On the other hand, I very much like your restrictions on equity extraction once someone has availed herself of this program and your restrictions on getting around the payback by transferring the house to the kids or turning it into revenue property. Essentially, once the house stops being a primary residence for the original homeowners, the government starts getting its money back.

Three other things. First, the July housing help bill seems to have contained some provisions for the FHA to do a half-assed version of this: Housing and Economic Recovery Act of 2008 (the External Link to the Senate Banking Committee Summary is very helpful). As far as I can tell, it helps only people who are unable to make their payments. In other words, this bill addresses only homeowners currently in crisis and does nothing to prevent more homeowners from slipping into trouble. Sigh.
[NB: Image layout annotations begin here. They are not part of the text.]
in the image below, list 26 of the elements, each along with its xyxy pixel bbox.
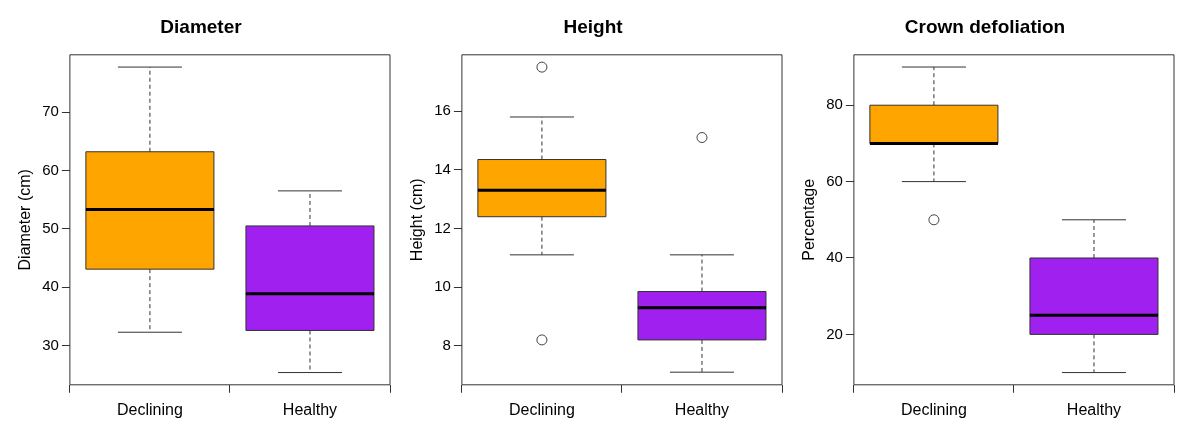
x-tick-label: Healthy: [1066, 400, 1122, 418]
x-tick-label: Healthy: [282, 400, 338, 418]
y-tick-label: 8: [442, 335, 451, 353]
y-tick-label: 30: [42, 335, 59, 353]
y-tick-label: 10: [434, 277, 451, 295]
y-tick-label: 40: [826, 248, 843, 266]
y-tick-label: 50: [42, 218, 59, 236]
y-tick-label: 20: [826, 324, 843, 342]
x-tick-label: Declining: [509, 400, 575, 418]
x-tick-label: Healthy: [674, 400, 730, 418]
y-tick-label: 16: [434, 101, 451, 119]
y-tick-label: 70: [42, 102, 59, 120]
y-tick-label: 40: [42, 277, 59, 295]
chart-title: Diameter: [160, 15, 243, 37]
chart-title: Height: [563, 15, 624, 37]
y-tick-label: 14: [434, 159, 451, 177]
y-tick-label: 12: [434, 218, 451, 236]
chart-title: Crown defoliation: [904, 15, 1066, 37]
y-tick-label: 60: [826, 171, 843, 189]
x-tick-label: Declining: [901, 400, 967, 418]
y-tick-label: 60: [42, 160, 59, 178]
y-axis-title: Height (cm): [408, 178, 426, 262]
y-axis-title: Percentage: [800, 178, 818, 261]
y-tick-label: 80: [826, 95, 843, 113]
y-axis-title: Diameter (cm): [16, 169, 34, 271]
x-tick-label: Declining: [117, 400, 183, 418]
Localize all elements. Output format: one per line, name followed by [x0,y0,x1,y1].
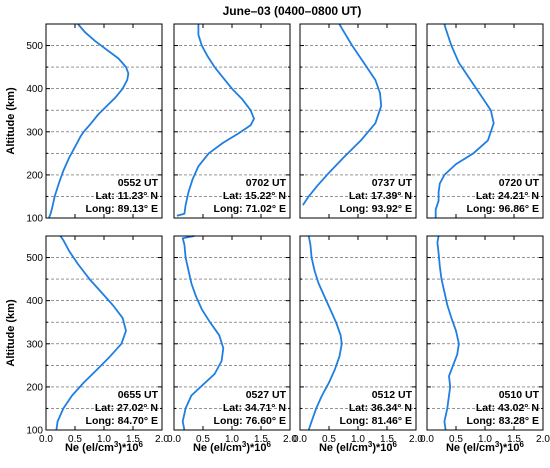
panel-longitude: Long: 83.28° E [467,415,539,427]
profile-line [56,236,126,430]
panel-latitude: Lat: 43.02° N [476,402,539,414]
profile-line [309,236,342,430]
x-axis-label: Ne (el/cm3)*106 [446,440,525,454]
profile-line [437,236,459,430]
y-tick-label: 200 [26,382,43,393]
panel-longitude: Long: 81.46° E [340,415,412,427]
panel-latitude: Lat: 11.23° N [95,190,158,202]
panel-longitude: Long: 89.13° E [86,203,158,215]
panel-longitude: Long: 84.70° E [86,415,158,427]
panel-latitude: Lat: 24.21° N [476,190,539,202]
x-axis-label: Ne (el/cm3)*106 [65,440,144,454]
panel-time: 0655 UT [118,389,159,401]
profile-line [49,24,128,218]
x-axis-label: Ne (el/cm3)*106 [193,440,272,454]
panel-latitude: Lat: 27.02° N [95,402,158,414]
x-tick-label: 0.0 [167,434,181,445]
panel-time: 0720 UT [499,177,540,189]
panel-time: 0510 UT [499,389,540,401]
panel-longitude: Long: 76.60° E [214,415,286,427]
profile-line [183,236,224,430]
y-tick-label: 400 [26,296,43,307]
panel-latitude: Lat: 36.34° N [349,402,412,414]
chart-title: June–03 (0400–0800 UT) [223,4,362,18]
x-tick-label: 2.0 [536,434,550,445]
panel-longitude: Long: 71.02° E [214,203,286,215]
panel-time: 0737 UT [372,177,413,189]
profile-line [177,24,254,216]
y-tick-label: 200 [26,170,43,181]
panel-longitude: Long: 96.86° E [467,203,539,215]
x-axis-label: Ne (el/cm3)*106 [319,440,398,454]
panel-time: 0552 UT [118,177,159,189]
y-axis-label: Altitude (km) [5,87,17,155]
y-tick-label: 500 [26,253,43,264]
y-tick-label: 400 [26,84,43,95]
x-tick-label: 0.0 [39,434,53,445]
panel-latitude: Lat: 34.71° N [223,402,286,414]
y-tick-label: 100 [26,214,43,225]
panel-time: 0512 UT [372,389,413,401]
profile-line [303,24,381,205]
y-tick-label: 300 [26,127,43,138]
profile-line [436,24,494,218]
panel-time: 0702 UT [246,177,287,189]
x-tick-label: 0.0 [420,434,434,445]
panel-latitude: Lat: 17.39° N [349,190,412,202]
panel-time: 0527 UT [246,389,287,401]
x-tick-label: 0.0 [293,434,307,445]
y-axis-label: Altitude (km) [5,299,17,367]
y-tick-label: 300 [26,339,43,350]
panel-longitude: Long: 93.92° E [340,203,412,215]
panel-latitude: Lat: 15.22° N [223,190,286,202]
y-tick-label: 500 [26,41,43,52]
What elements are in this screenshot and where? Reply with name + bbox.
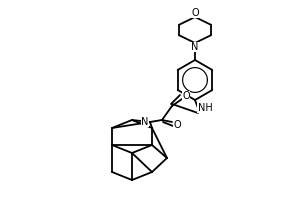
- Text: N: N: [141, 117, 149, 127]
- Text: O: O: [191, 8, 199, 18]
- Text: N: N: [191, 42, 199, 52]
- Text: NH: NH: [198, 103, 212, 113]
- Text: O: O: [173, 120, 181, 130]
- Text: O: O: [182, 91, 190, 101]
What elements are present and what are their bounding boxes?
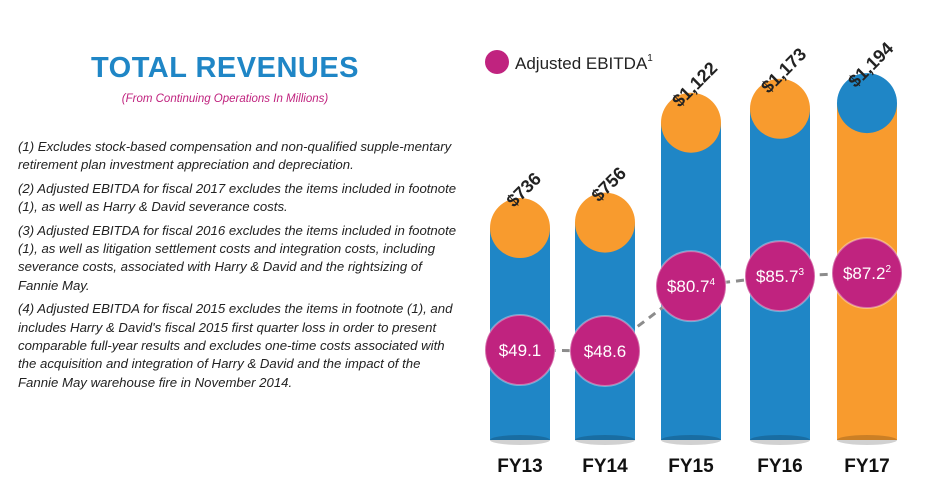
- legend-ebitda-marker: [485, 50, 509, 74]
- ebitda-marker: [745, 241, 815, 312]
- ebitda-value-label: $49.1: [499, 341, 542, 360]
- left-panel: TOTAL REVENUES (From Continuing Operatio…: [18, 52, 463, 397]
- revenue-cap: [837, 73, 897, 134]
- ebitda-value-text: $49.1: [499, 341, 542, 360]
- ebitda-marker: [570, 316, 640, 387]
- ebitda-value-text: $48.6: [584, 342, 627, 361]
- ebitda-footnote-marker: 3: [798, 267, 804, 278]
- ebitda-marker-ring: [744, 240, 816, 313]
- footnote-3: (3) Adjusted EBITDA for fiscal 2016 excl…: [18, 222, 457, 293]
- bar-base-shadow: [575, 435, 635, 445]
- bar-base-shadow: [490, 435, 550, 445]
- ebitda-value-text: $85.7: [756, 267, 799, 286]
- ebitda-value-label: $48.6: [584, 342, 627, 361]
- ebitda-value-text: $87.2: [843, 264, 886, 283]
- ebitda-marker-ring: [569, 315, 641, 388]
- bar-base-shadow: [837, 435, 897, 445]
- legend: Adjusted EBITDA1: [485, 50, 653, 74]
- ebitda-marker: [656, 251, 726, 322]
- ebitda-value-label: $85.73: [756, 267, 805, 286]
- x-tick-label: FY14: [582, 456, 628, 477]
- x-tick-label: FY15: [668, 456, 714, 477]
- revenue-cap: [750, 78, 810, 139]
- footnotes: (1) Excludes stock-based compensation an…: [18, 138, 463, 397]
- footnote-2: (2) Adjusted EBITDA for fiscal 2017 excl…: [18, 180, 457, 215]
- revenue-cap: [661, 92, 721, 153]
- ebitda-value-label: $80.74: [667, 277, 716, 296]
- ebitda-footnote-marker: 2: [885, 264, 891, 275]
- ebitda-marker: [485, 315, 555, 386]
- ebitda-marker: [832, 238, 902, 309]
- footnote-4: (4) Adjusted EBITDA for fiscal 2015 excl…: [18, 301, 453, 390]
- ebitda-markers-layer: $49.1 $48.6 $80.74 $85.73 $87.22: [484, 237, 903, 388]
- x-tick-label: FY17: [844, 456, 889, 477]
- x-tick-label: FY16: [757, 456, 802, 477]
- ebitda-footnote-marker: 4: [709, 277, 715, 288]
- ebitda-marker-ring: [484, 314, 556, 387]
- ebitda-value-label: $87.22: [843, 264, 892, 283]
- bar-base-shadow: [661, 435, 721, 445]
- x-tick-label: FY13: [497, 456, 542, 477]
- page-subtitle: (From Continuing Operations In Millions): [121, 93, 329, 105]
- ebitda-value-text: $80.7: [667, 277, 710, 296]
- page-title: TOTAL REVENUES: [90, 52, 360, 84]
- footnote-1: (1) Excludes stock-based compensation an…: [18, 139, 452, 173]
- revenue-cap: [490, 198, 550, 259]
- bar-base-shadow: [750, 435, 810, 445]
- revenue-cap: [575, 192, 635, 253]
- ebitda-marker-ring: [655, 250, 727, 323]
- ebitda-marker-ring: [831, 237, 903, 310]
- legend-ebitda-label: Adjusted EBITDA1: [515, 53, 653, 73]
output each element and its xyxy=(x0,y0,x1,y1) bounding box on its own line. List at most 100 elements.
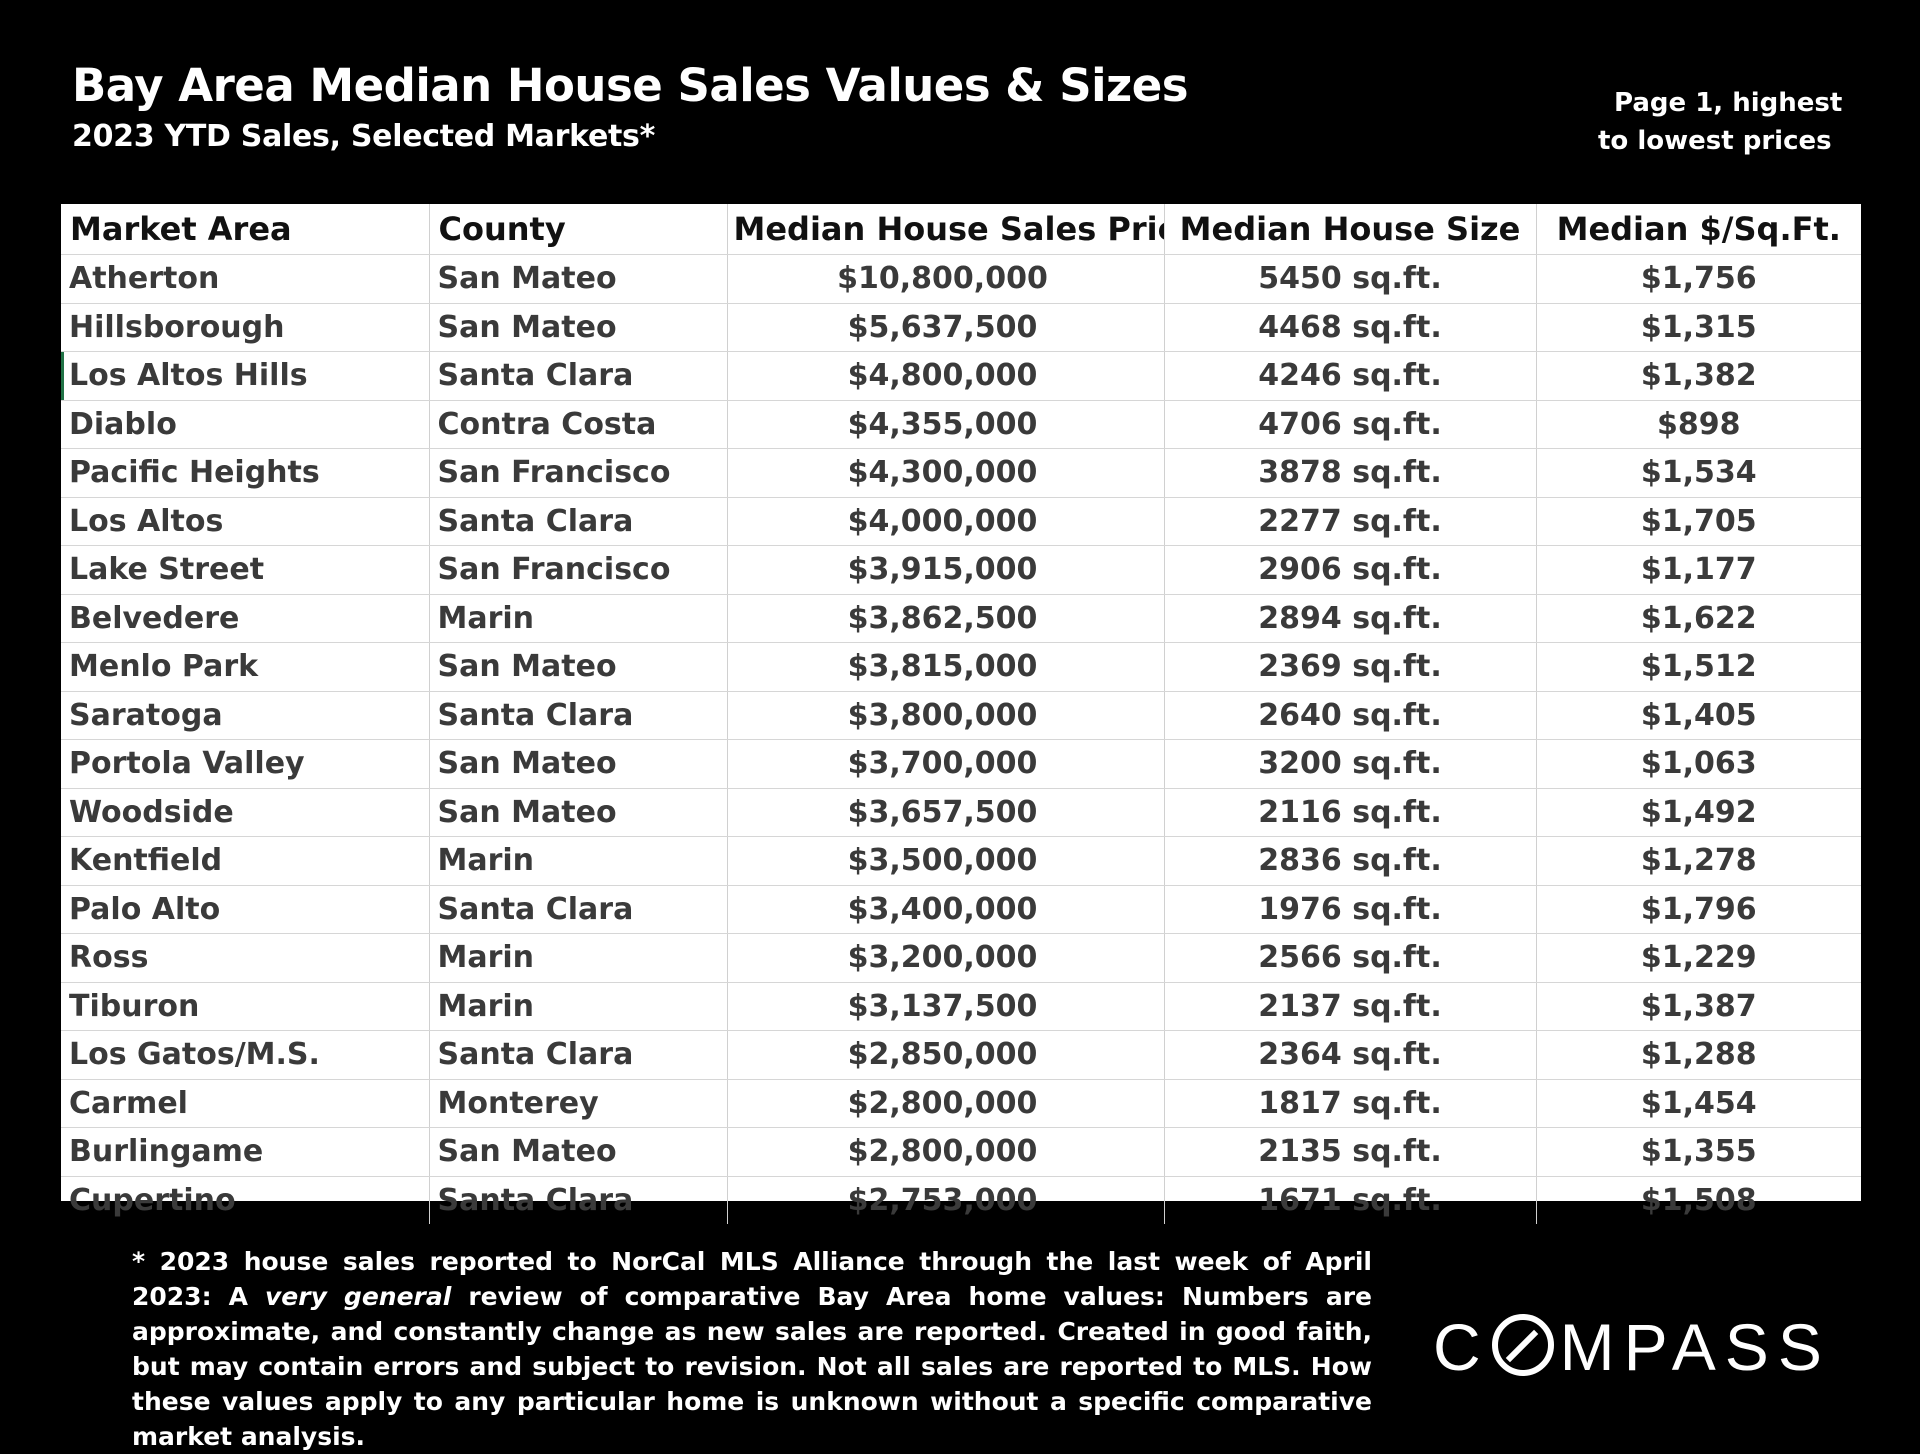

Second, if we’re going to ante up to help homeowners and by extension lending institutions, I’d like to see some rules laid down for future mortgages so we don’t find ourselves doing this again in 20 years. For me, that would include a 20% down payment requirement and a very, very reasonable income to mortgage payment ratio. I’d really like to see the elimination of adjustable rate mortgages and I absolutely want to see the elimination of teaser rates. I can see the argument for helping people who don’t meet these requirements to buy homes but I’d prefer that happen via a government agency that acts as the mortgage holder rather than via banks, not because I think those types of loans crashed the system but because I think it’s very hard to let banks make what I would consider socially desirable risky loans while preventing them from making risky loans with no redeeming social value (e.g., waiving the 20% down payment rule for someone who wants to buy a $500,000 home but only has the down payment for a $250,000 home).

Third, if Wheelan and you and I have all managed to come up with pretty much the same straightforward plan - easy to understand, simple to implement - why the heck are the people in Washington having so much trouble figuring out something like this? This is not - if you’ll pardon the expression - rocket science.